OpenAI now tries to hide that ChatGPT was trained on copyrighted books, including J.K. Rowling's Harry Potter series

L4sBot@lemmy.world · 3 years ago

OpenAI now tries to hide that ChatGPT was trained on copyrighted books, including J.K. Rowling's Harry Potter series

Cyfuture AI@lemmy.world · 8 months ago

OpenAI has stated that its models were trained on publicly available and licensed data. There is no confirmed evidence that ChatGPT was specifically trained on copyrighted books like J.K. Rowling’s Harry Potter series. The company has not disclosed the full details of its training data.

rosenjcb@lemmy.world · edit-2 3 years ago

The powers that be have done a great job convincing the layperson that copyright is about protecting artists and not publishers. It’s historically inaccurate and you can discover that copyright law was pushed by publishers who did not want authors keeping second hand manuscripts of works they sold to publishing companies.

Additional reading: https://en.m.wikipedia.org/wiki/Statute_of_Anne

Thorny_Thicket@sopuli.xyz · 3 years ago

I don’t get why this is an issue. Assuming they purchased a legal copy that it was trained on then what’s the problem? Like really. What does it matter that it knows a certain book from cover to cover or is able to imitate art styles etc. That’s exactly what people do too. We’re just not quite as good at it.

Hildegarde@lemmy.world · 3 years ago

A copyright holder has the right to control who has the right to create derivative works based on their copyright. If you want to take someone’s copyright and use it to create something else, you need permission from the copyright holder.

The one major exception is Fair Use. It is unlikely that AI training is a fair use. However this point has not been adjudicated in a court as far as I am aware.

LordShrek@lemmy.world · 3 years ago

this is so fucking stupid though. almost everyone reads books and/or watches movies, and their speech is developed from that. the way we speak is modeled after characters and dialogue in books. the way we think is often from books. do we track down what percentage of each sentence comes from what book every time we think or talk?

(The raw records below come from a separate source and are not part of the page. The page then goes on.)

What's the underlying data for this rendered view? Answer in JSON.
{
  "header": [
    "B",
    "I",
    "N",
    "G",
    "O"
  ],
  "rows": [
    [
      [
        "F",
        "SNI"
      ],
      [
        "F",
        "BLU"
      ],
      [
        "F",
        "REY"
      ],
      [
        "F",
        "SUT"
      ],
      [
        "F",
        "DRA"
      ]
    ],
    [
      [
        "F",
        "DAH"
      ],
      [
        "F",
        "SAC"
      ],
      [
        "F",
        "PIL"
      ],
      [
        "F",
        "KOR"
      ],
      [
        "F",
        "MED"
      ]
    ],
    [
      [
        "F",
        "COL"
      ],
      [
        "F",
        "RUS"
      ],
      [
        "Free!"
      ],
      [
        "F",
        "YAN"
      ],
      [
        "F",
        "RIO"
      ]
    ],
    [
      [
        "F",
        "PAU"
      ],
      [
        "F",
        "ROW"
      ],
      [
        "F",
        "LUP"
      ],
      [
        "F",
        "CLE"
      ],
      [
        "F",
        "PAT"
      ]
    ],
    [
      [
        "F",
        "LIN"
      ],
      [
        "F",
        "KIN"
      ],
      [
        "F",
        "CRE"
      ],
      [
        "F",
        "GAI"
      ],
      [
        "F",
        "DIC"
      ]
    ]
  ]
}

SpiderShoeCult@sopuli.xyz · 3 years ago

Aye, but I’m thinking the whole notion of copyright is banking on the fact that human beings are inherently lazy and not everyone will start churning out books in the same universe or style. And if they do, it takes quite some time to get the finished product and they just get sued for it. It’s easy, because there’s a single target.

So there’s an extra deterrent to people writing and publishing a new harry potter novel, unaffiliated with the current owner of the copyright. Invest all that time and resources just to be sued? Nah…

Issue with generating stuff with 'puters is that you invest way less time, so the same issue pops up for the copyright owner, they’re just DDoS-ed on their possible attack routes. Will they really sue thousands or hundreds of thoudands of internet randos generating harry potter erotica using a LLM? Would you even know who they are? People can hide money away in Switzerland from entite governments, I’m sure there are ways to hide your identity from a book publisher.

It was never about the content, it’s about the opportunities the technology provides to halt the gears of the system that works to enforce questionable laws. So they’re nipping it in the bud.

LordShrek@lemmy.world · 3 years ago

this brings up the question: what is a book? what is art? if an “AI” can now churn out the next harry potter sequel and people literally can’t tell that it’s not written by JK Rowling, then what does that mean for what people value in stories? what is a story? is this a sign that we humans should figure something new out, instead of reacting according to an outdated protocol?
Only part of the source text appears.